Has any manufacture published in the open their full FMECA? The reason you have not seen this is no unit has a MTBCF of more than 85k hours. Some are under 10k hours.
Military rebreathers are sold with the FMECA published to their buyers, otherwise the military would not buy them. Why do we not get to see the FMECA of the units we buy?
Has any manufacturer published their full EN14143 testing and compliance data?
When the unit does fail, one manufacture asked me how they could destroy the evidence. On two occasions. the first time via the "independent" agency that was supposed to find the cause of death. Witnesses were present.
Open Revolution is attempt to bring the whole field of sports rebreather design into decent norms before government agencies act and make our sport very difficult, as well as trying to make a really safe unit.

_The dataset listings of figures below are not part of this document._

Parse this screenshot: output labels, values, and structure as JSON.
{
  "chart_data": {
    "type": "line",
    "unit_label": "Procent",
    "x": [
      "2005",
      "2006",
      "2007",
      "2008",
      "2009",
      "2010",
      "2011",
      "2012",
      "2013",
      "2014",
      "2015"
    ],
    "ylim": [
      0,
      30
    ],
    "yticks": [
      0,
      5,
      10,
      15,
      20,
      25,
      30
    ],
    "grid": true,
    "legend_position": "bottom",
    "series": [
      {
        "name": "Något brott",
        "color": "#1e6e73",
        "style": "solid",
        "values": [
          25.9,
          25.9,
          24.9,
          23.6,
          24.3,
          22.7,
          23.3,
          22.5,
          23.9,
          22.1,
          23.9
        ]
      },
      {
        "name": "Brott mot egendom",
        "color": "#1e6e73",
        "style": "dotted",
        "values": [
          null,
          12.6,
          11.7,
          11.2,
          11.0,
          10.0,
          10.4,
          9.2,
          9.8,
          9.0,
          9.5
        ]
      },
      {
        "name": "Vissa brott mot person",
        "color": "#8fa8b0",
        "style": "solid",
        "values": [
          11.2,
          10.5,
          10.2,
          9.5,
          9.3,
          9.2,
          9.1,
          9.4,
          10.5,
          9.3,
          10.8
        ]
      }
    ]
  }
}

If you think I´m kidding about government intervention, take a look at what is happening gradually to diver training in the UK. Standby divers, safety divers, recompression access etc etc etc. In the not to distant future there will just a few dive training centres in the UK, who comply with all these new rules. Then read over the coroners reports. If a safety specialist were to be called as a witness, the reports would be much more damning still. Let us clean up our act before these things happen.
The idea of having Open Revolution rebreathers, hopefully from multiple sources of different design, is to share knowledge about designing safe systems. Manufacturers who do not meet basic requirements now can see what should be done, how things are done, techniques to use and not to use, as well as educating users on what is a safe practice and what is not. Much of this is in the FMECAs.